Shockingly, in the proposed 2018/19 salary structures, Ugandan consultants/specialists in the health sector have been given Shs4.6m, from Shs3.4m they have been receiving.
However, the MPs on Parliament’s Health Committee Chaired by Bukuya County MP, Micheal Bukenya were not convinced with Cuba health workers idea.
MPs wondered why the same money that is going to facilitate and pay Cuban doctors should not be rather paid to local health workers to improve their working conditions and provide motivation allowances to see them remain working here.
However, Muluri Mukasa, the Minister for Public Service assured the same committee that the talks between the two governments of Uganda and Cuba are ongoing to see when these specialists can come in.
A team from ministry of health and other government officials were in Cuba a month ago over the same matter.
Cuban Doctors Expected In Kenya In July
On the other hand, Kenyan media reports that the first batch of Cuban doctors is expected in the country in July to help tackle the malaria pandemic, the Ministry of Health said on Wednesday, brushing aside rising opposition from local medics.
Waqo Ejersa, the Head National Malaria Control Programme at the Ministry of Health (MoH), said Kenya is expecting 10 vector control experts and an additional 100 doctors from the communist state, following agreements signed during President Uhuru Kenyatta’s recent visit to the island nation.
Dr Ejersa said the Cuban experts will oversee the spraying of stagnant water bodies in eight counties around Lake Victoria where malaria prevalence is high.
The preventive method, scientifically known as larviciding, involves killing of mosquitoe larvae.
“The spraying to be carried out by the special team from Cuba will involve application of bio larvicides to the breeding sites.
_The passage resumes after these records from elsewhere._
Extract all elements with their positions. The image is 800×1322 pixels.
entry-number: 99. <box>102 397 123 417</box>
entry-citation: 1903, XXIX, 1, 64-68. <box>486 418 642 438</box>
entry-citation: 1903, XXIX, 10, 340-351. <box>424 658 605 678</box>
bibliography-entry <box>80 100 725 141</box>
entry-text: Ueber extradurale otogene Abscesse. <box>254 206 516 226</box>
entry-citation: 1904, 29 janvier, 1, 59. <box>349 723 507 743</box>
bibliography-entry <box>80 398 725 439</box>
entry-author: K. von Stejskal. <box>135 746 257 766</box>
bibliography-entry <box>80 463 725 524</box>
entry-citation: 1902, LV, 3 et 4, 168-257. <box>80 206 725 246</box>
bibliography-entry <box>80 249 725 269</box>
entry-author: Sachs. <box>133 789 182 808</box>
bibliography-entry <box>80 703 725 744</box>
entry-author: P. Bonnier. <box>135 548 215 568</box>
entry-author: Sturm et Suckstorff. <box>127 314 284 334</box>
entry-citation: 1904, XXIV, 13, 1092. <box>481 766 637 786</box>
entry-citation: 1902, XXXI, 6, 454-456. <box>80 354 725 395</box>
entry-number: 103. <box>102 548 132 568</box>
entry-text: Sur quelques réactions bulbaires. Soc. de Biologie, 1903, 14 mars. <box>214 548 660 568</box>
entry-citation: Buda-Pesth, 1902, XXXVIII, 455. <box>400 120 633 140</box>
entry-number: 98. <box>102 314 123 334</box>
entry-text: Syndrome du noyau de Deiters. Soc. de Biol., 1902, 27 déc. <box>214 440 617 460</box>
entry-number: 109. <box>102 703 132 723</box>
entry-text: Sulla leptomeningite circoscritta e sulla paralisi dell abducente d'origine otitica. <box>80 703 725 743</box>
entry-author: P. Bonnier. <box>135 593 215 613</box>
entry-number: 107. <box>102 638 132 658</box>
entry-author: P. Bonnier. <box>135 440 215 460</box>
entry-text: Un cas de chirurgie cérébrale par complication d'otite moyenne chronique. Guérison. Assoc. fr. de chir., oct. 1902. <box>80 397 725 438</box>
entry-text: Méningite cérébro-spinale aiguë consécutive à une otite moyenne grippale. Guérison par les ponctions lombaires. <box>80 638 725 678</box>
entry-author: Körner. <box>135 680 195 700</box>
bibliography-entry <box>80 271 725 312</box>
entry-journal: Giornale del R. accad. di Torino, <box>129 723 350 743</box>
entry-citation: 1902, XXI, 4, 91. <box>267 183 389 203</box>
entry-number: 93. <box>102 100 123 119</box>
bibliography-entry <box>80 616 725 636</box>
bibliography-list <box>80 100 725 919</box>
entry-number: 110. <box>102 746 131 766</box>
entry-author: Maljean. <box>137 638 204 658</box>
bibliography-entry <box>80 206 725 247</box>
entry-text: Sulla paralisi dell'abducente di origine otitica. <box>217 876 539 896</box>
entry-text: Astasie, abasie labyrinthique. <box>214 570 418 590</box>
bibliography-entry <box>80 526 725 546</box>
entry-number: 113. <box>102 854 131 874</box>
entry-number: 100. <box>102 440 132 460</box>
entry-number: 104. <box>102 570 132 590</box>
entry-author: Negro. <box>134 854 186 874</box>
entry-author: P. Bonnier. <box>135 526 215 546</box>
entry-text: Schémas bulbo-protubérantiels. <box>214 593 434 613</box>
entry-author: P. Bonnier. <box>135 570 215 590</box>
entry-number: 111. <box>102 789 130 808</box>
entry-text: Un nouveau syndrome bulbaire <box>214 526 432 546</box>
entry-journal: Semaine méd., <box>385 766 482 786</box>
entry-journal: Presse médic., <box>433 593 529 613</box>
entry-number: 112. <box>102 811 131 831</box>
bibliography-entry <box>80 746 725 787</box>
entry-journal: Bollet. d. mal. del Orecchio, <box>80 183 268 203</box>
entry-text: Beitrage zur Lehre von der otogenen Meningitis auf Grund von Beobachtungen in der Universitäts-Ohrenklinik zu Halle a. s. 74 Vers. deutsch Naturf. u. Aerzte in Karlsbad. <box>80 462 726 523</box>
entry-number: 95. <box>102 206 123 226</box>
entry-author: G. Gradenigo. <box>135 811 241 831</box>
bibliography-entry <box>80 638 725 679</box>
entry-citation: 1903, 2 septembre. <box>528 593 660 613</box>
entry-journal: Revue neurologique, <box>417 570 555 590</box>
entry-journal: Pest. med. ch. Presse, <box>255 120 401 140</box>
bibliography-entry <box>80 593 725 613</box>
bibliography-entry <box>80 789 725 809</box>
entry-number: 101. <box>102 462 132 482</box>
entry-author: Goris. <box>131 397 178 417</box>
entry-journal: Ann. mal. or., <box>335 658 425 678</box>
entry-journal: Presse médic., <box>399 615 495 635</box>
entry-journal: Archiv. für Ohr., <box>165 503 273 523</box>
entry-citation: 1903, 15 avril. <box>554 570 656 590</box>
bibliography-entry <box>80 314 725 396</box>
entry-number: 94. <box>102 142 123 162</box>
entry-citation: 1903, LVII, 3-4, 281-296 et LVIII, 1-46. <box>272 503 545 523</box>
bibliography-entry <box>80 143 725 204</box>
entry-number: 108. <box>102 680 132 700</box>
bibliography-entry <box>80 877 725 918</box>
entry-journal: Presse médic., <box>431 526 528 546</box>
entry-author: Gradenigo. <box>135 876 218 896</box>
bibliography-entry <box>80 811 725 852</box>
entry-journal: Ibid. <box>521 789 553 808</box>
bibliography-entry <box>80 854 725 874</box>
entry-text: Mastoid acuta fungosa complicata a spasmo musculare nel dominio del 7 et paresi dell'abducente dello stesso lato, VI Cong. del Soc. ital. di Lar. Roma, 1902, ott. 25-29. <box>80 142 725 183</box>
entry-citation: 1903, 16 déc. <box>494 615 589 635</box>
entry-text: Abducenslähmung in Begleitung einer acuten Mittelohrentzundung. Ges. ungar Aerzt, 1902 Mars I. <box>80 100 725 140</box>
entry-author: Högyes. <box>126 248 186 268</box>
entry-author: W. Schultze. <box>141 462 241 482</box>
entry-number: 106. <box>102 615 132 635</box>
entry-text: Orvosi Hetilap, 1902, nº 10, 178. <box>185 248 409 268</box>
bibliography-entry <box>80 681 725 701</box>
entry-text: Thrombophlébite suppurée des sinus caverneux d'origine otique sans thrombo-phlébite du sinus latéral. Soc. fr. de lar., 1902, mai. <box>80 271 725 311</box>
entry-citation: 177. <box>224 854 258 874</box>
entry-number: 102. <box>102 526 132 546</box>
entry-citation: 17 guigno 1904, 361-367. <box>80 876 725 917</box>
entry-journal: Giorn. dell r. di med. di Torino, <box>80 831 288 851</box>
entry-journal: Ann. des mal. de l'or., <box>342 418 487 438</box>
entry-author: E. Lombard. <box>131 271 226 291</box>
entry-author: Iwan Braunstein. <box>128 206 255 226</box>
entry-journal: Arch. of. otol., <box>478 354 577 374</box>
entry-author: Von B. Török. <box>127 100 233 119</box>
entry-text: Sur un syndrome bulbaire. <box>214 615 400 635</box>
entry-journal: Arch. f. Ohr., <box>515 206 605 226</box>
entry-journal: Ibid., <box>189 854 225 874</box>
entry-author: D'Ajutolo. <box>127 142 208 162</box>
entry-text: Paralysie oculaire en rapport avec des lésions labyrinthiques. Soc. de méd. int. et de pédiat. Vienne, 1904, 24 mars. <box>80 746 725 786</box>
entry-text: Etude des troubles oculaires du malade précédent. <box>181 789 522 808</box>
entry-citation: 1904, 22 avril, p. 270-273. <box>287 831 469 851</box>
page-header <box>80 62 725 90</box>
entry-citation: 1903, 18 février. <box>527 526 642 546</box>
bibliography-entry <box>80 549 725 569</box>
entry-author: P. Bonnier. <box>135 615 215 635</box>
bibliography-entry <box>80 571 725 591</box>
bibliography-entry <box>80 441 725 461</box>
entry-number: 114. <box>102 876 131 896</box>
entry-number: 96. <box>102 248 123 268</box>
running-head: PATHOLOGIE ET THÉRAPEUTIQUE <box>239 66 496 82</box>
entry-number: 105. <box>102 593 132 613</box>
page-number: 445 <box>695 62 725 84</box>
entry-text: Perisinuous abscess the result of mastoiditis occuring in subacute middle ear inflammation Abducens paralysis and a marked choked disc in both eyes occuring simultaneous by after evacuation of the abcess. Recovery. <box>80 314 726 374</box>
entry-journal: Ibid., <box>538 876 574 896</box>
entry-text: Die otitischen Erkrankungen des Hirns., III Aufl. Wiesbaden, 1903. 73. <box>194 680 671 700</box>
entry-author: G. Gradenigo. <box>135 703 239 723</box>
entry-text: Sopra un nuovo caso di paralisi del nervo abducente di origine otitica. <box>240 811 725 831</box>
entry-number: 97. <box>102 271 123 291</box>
The biological products used will interfere with growth of mosquitoes from the larvae stage. The first phase of the programme will last two years and we have reserved Sh500 million for the project,” said Dr Ejersa during a malaria briefing in Nairobi.
Local medics have opposed the planned importation of Cuban doctors citing remuneration bias and ‘lack of work ethic’ by some foreign doctors.
Kenya Medical Practitioners, Pharmacists and Dentists Union (KMPPDU) demanded the Ministry of Health employ the more than 1,200 local doctors before flying in medics from Cuba.
KMPPDU secretary-general Ouma Oluga termed the ministry’s move a waste of public resources.
“The Cubans are not coming to do anything we cannot do. They are bringing nothing special to the table,” said Dr Oluga.